Relative prosperity? Rochester's population dropped from 332,000 in 1950 to 232,000 in 1990. The downtown workforce alone dropped from 48,000 to 44,000 in the past decade. Rochester now has the highest rates of poverty and teenage pregnancy among the cities of New York State. Unemployment among blacks doubled from 8% to 16% between 1970 and 1990. The poverty rates of Rochester's children are 25% for whites, 48% for blacks, and 58% for Latinos. True, Rochester is not Buffalo, which lost 6% of its population in the last decade; nor Utica, whose recent budget crunch forced it to close libraries and fire stations.

But "relative prosperity" will not save the six community health centers which care for the poor and the uninsured in Rochester and which have been operating at a net loss for the past three years. They face further cutbacks and possible closure now that Monroe County is requiring 26,000 Medicaid patients to enroll in HMOs. The community centers do not belong to the HMOs, which would only pay the centers around $9 per month per patient. To make things worse, local officials want to sell Monroe County's public hospital.

Kodak has begun to withdraw from Rochester's "community rating" system for health insurance rates, under which big and small businesses pay the same for their employees' health benefits. By pooling risks across all local companies, small businesses get lower rates. They can pass the savings on to their employees, who in turn can afford health care plans. This reduces the number of uninsured, whose unpaid bills drive up insurance rates for everyone.

But Kodak expects to save even more by switching to an experience-rated plan based on the medical histories of its employees. Kodak's withdrawal will help to raise the number of uninsured, driving up insurance rates, so that fewer companies and people will be able to afford health insurance.

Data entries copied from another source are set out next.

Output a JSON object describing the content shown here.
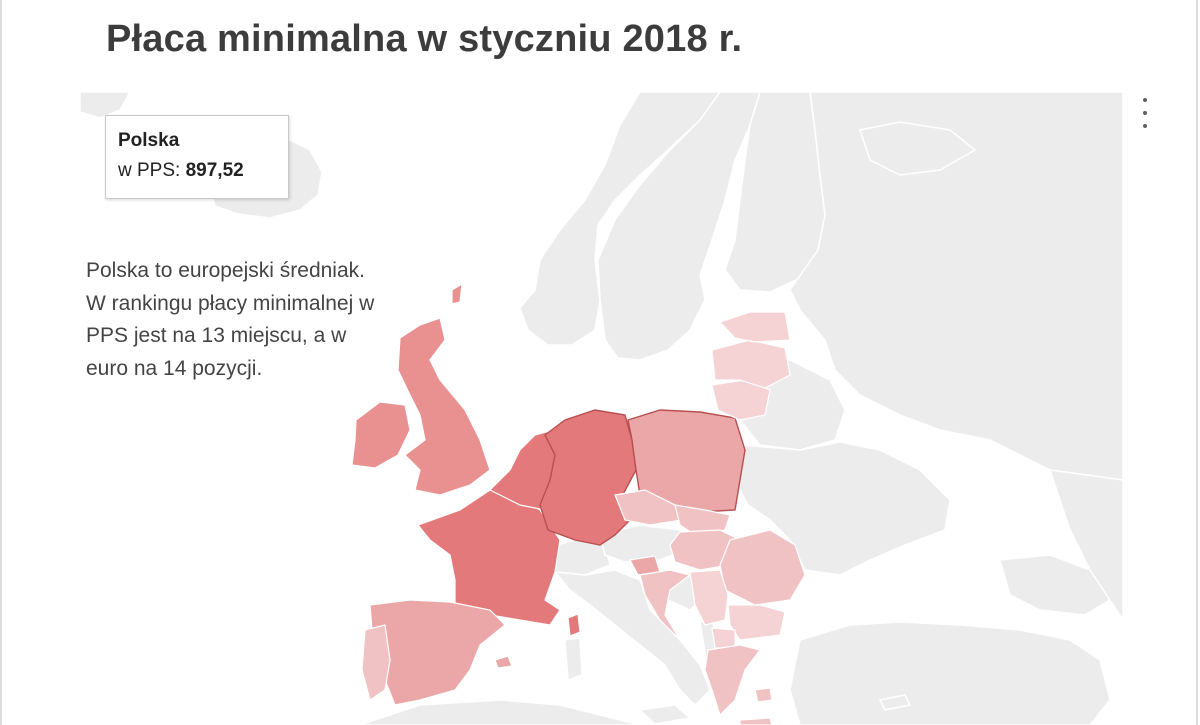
{
  "title": "Płaca minimalna w styczniu 2018 r.",
  "tooltip": {
    "country": "Polska",
    "metric_label": "w PPS:",
    "value": "897,52"
  },
  "note": "Polska to europejski średniak. W rankingu płacy minimalnej w PPS jest na 13 miejscu, a w euro na 14 pozycji.",
  "menu": {
    "icon": "more-vert-icon"
  },
  "colors": {
    "land_no_data": "#ececec",
    "background": "#ffffff",
    "highest": "#e4797b",
    "high": "#e99091",
    "medium": "#eba7a8",
    "low": "#f1c2c3",
    "lowest": "#f5d2d3"
  },
  "map_data": {
    "type": "choropleth",
    "region": "Europe",
    "highlighted_country": "Polska",
    "countries": [
      {
        "id": "DE",
        "shade": "highest"
      },
      {
        "id": "FR",
        "shade": "highest"
      },
      {
        "id": "NL",
        "shade": "highest"
      },
      {
        "id": "BE",
        "shade": "highest"
      },
      {
        "id": "LU",
        "shade": "highest"
      },
      {
        "id": "IE",
        "shade": "high"
      },
      {
        "id": "GB",
        "shade": "high"
      },
      {
        "id": "ES",
        "shade": "medium"
      },
      {
        "id": "PL",
        "shade": "medium"
      },
      {
        "id": "SI",
        "shade": "medium"
      },
      {
        "id": "PT",
        "shade": "low"
      },
      {
        "id": "CZ",
        "shade": "low"
      },
      {
        "id": "SK",
        "shade": "low"
      },
      {
        "id": "HU",
        "shade": "low"
      },
      {
        "id": "RO",
        "shade": "low"
      },
      {
        "id": "HR",
        "shade": "low"
      },
      {
        "id": "GR",
        "shade": "low"
      },
      {
        "id": "MT",
        "shade": "low"
      },
      {
        "id": "LT",
        "shade": "lowest"
      },
      {
        "id": "LV",
        "shade": "lowest"
      },
      {
        "id": "EE",
        "shade": "lowest"
      },
      {
        "id": "RS",
        "shade": "lowest"
      },
      {
        "id": "BG",
        "shade": "lowest"
      },
      {
        "id": "MK",
        "shade": "lowest"
      },
      {
        "id": "ME",
        "shade": "lowest"
      }
    ]
  }
}
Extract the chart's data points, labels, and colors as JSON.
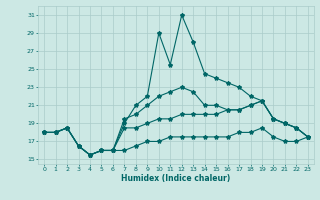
{
  "title": "",
  "xlabel": "Humidex (Indice chaleur)",
  "ylabel": "",
  "xlim": [
    -0.5,
    23.5
  ],
  "ylim": [
    14.5,
    32
  ],
  "yticks": [
    15,
    17,
    19,
    21,
    23,
    25,
    27,
    29,
    31
  ],
  "xticks": [
    0,
    1,
    2,
    3,
    4,
    5,
    6,
    7,
    8,
    9,
    10,
    11,
    12,
    13,
    14,
    15,
    16,
    17,
    18,
    19,
    20,
    21,
    22,
    23
  ],
  "bg_color": "#cce8e4",
  "grid_color": "#aaccca",
  "line_color": "#006666",
  "series": [
    {
      "x": [
        0,
        1,
        2,
        3,
        4,
        5,
        6,
        7,
        8,
        9,
        10,
        11,
        12,
        13,
        14,
        15,
        16,
        17,
        18,
        19,
        20,
        21,
        22,
        23
      ],
      "y": [
        18,
        18,
        18.5,
        16.5,
        15.5,
        16,
        16,
        19,
        21,
        22,
        29,
        25.5,
        31,
        28,
        24.5,
        24,
        23.5,
        23,
        22,
        21.5,
        19.5,
        19,
        18.5,
        17.5
      ]
    },
    {
      "x": [
        0,
        1,
        2,
        3,
        4,
        5,
        6,
        7,
        8,
        9,
        10,
        11,
        12,
        13,
        14,
        15,
        16,
        17,
        18,
        19,
        20,
        21,
        22,
        23
      ],
      "y": [
        18,
        18,
        18.5,
        16.5,
        15.5,
        16,
        16,
        19.5,
        20,
        21,
        22,
        22.5,
        23,
        22.5,
        21,
        21,
        20.5,
        20.5,
        21,
        21.5,
        19.5,
        19,
        18.5,
        17.5
      ]
    },
    {
      "x": [
        0,
        1,
        2,
        3,
        4,
        5,
        6,
        7,
        8,
        9,
        10,
        11,
        12,
        13,
        14,
        15,
        16,
        17,
        18,
        19,
        20,
        21,
        22,
        23
      ],
      "y": [
        18,
        18,
        18.5,
        16.5,
        15.5,
        16,
        16,
        18.5,
        18.5,
        19,
        19.5,
        19.5,
        20,
        20,
        20,
        20,
        20.5,
        20.5,
        21,
        21.5,
        19.5,
        19,
        18.5,
        17.5
      ]
    },
    {
      "x": [
        0,
        1,
        2,
        3,
        4,
        5,
        6,
        7,
        8,
        9,
        10,
        11,
        12,
        13,
        14,
        15,
        16,
        17,
        18,
        19,
        20,
        21,
        22,
        23
      ],
      "y": [
        18,
        18,
        18.5,
        16.5,
        15.5,
        16,
        16,
        16,
        16.5,
        17,
        17,
        17.5,
        17.5,
        17.5,
        17.5,
        17.5,
        17.5,
        18,
        18,
        18.5,
        17.5,
        17,
        17,
        17.5
      ]
    }
  ]
}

"Kodak is the strength of the fabric of this community," the Times quoted one employee as saying. "It is in everything." Including the air, land, and water. According to the Federal Toxic Release Inventory, Kodak ranked first in the nation from 1990 to 1994 in discharges of cancer-causing chemicals into waterways. Kodak has EPA permits to discharge 2.8 million pounds of pollutants into the Genesee River, which flows through Rochester. These discharges, which have made the Genesee by far the most polluted river in New York State, account for a third of the waterborne toxins in New York State. The fact that Kodak released 7.9 million pounds of pollutants in 1995 tells only part of the story, since the government requires companies to report the emissions of just a small fraction of the thousands of commercial chemicals in use. Women who live near Kodak Park are twice as likely to get pancreatic cancer as women in the rest of Monroe County.

Rochester's decline leaves mayor William Johnson with few choices. He wants to sell the naming rights to the Rochester War Memorial, a newly renovated arena, for $2 million. Monroe County simply proposes more corporate giveaways as the solution to Rochester's problems. The county's Industrial Development Agency, which gives tax abatements to companies that invest in enterprise zones in Rochester, has even granted waivers to companies that failed to qualify by creating the minimum 25 jobs over a three-year period.

Fortunately, there are still signs of vitality in Rochester. One is the public market where you can buy produce from local farmers and olives from a man wearing a fez. Another is City, the superb alternative weekly whose publisher, Mary Anna Towler, writes on metropolitan government as a solution to Rochester's problems. Towler suggests that consolidating services and school systems would reduce poverty in the region, as would halting the diversion of public resources to corporate profit. Thanks to City, people in Rochester are beginning to imagine alternatives to "deferring to Great Yellow Father," and bearing the health, environmental, and social costs of living in Kodak's shadow.

Ali Zaidi is a doctoral candidate in comparative literature at the University of Rochester.